Three million unemployed, failing businesses, hundreds of thousands of home repossessions and high interest rates were all hallmarks of that dark period.
What is more this Labour Government is prepared to act to help ordinary, hard-working people through these difficult times, unlike the Tories who abandoned the home owner and the unemployed saying at the time that repossessions were “market corrections” and “unemployment was a price worth paying.”
The international economic forces that have created the credit crunch and rising energy, food and fuel prices are putting real pressure on household budgets.

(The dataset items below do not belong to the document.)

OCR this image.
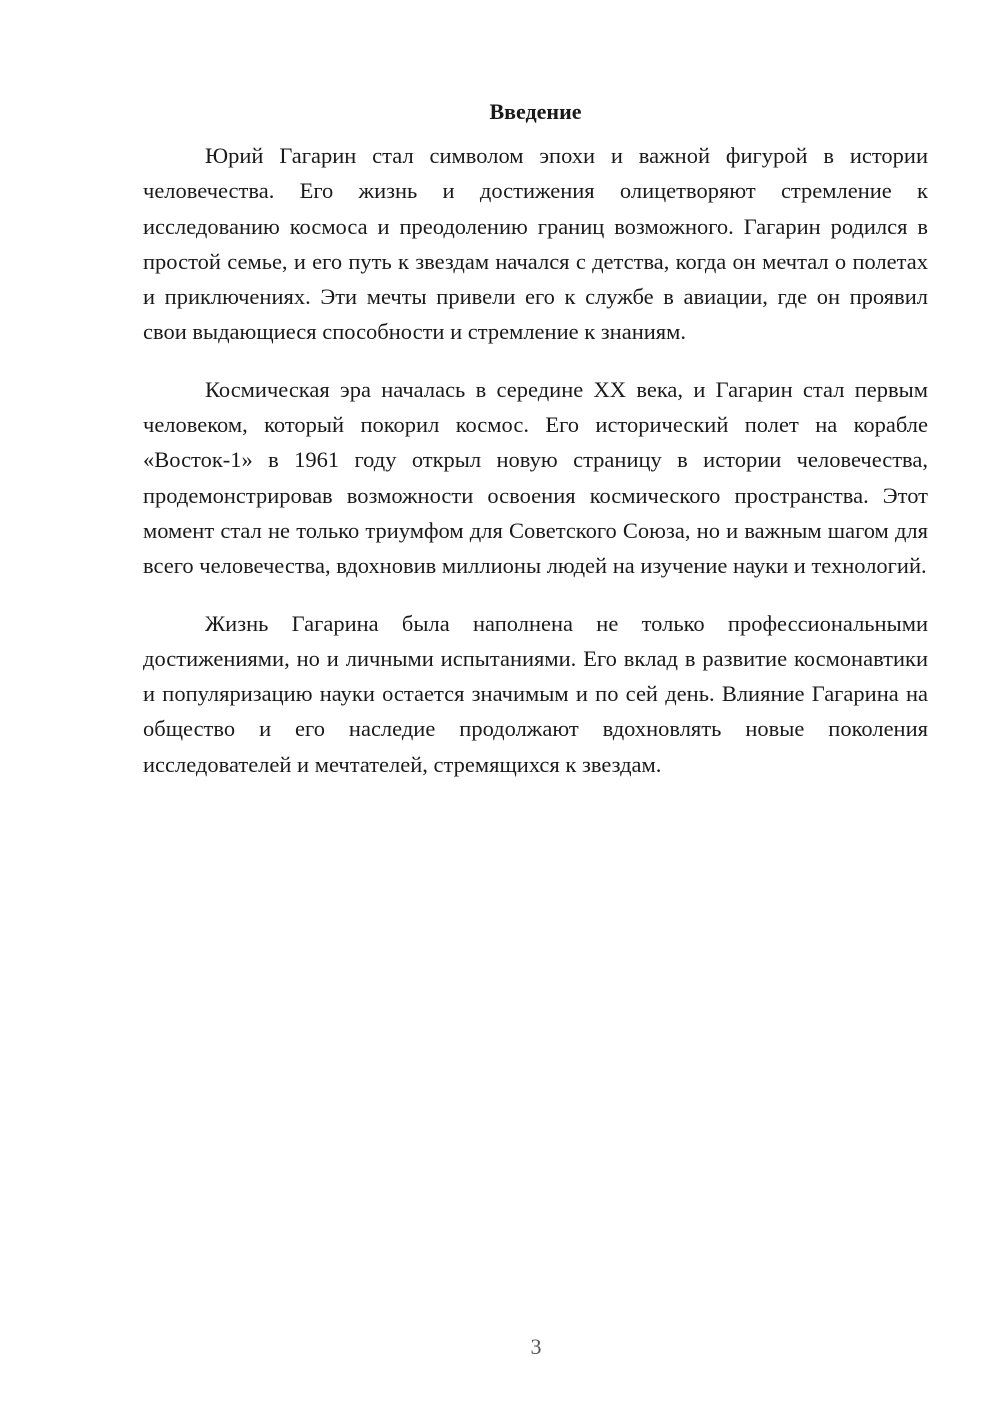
Введение

Юрий Гагарин стал символом эпохи и важной фигурой в истории человечества. Его жизнь и достижения олицетворяют стремление к исследованию космоса и преодолению границ возможного. Гагарин родился в простой семье, и его путь к звездам начался с детства, когда он мечтал о полетах и приключениях. Эти мечты привели его к службе в авиации, где он проявил свои выдающиеся способности и стремление к знаниям.

Космическая эра началась в середине XX века, и Гагарин стал первым человеком, который покорил космос. Его исторический полет на корабле «Восток-1» в 1961 году открыл новую страницу в истории человечества, продемонстрировав возможности освоения космического пространства. Этот момент стал не только триумфом для Советского Союза, но и важным шагом для всего человечества, вдохновив миллионы людей на изучение науки и технологий.

Жизнь Гагарина была наполнена не только профессиональными достижениями, но и личными испытаниями. Его вклад в развитие космонавтики и популяризацию науки остается значимым и по сей день. Влияние Гагарина на общество и его наследие продолжают вдохновлять новые поколения исследователей и мечтателей, стремящихся к звездам.

3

But the Government is doing all it can to help.
Prime Minister Gordon Brown joined me in West Ealing this week to launch the Government’s £1billion package to help first-time buyers and families trying to stave off repossession.
The Prime Minister and I visited a constituent who had just bought a “shared ownership” flat. With house prices so high in London, even with the recent price falls, schemes such as this are getting a much-needed boost from the Government and should enable more people to get onto the property ladder or avoid repossession – and help revive the property market.
The Government also has plans for a further package of measures to help with soaring domestic heating bills. Again it is worth remembering that when the Tories were in power, they put 17.5 per cent VAT on fuel bills and the elderly and most vulnerable were the hardest hit. It took a Labour Government to cut VAT on fuel bills and introduce the Winter Fuel Payment – recently increased again – for the country’s pensioners.
I hope that package includes a windfall tax on the energy companies as it will allow the Government to maximise help for the most vulnerable as we head into winter. But whatever the final package, you can be assured that Labour will be doing everything to help ordinary families in these challenging economic times.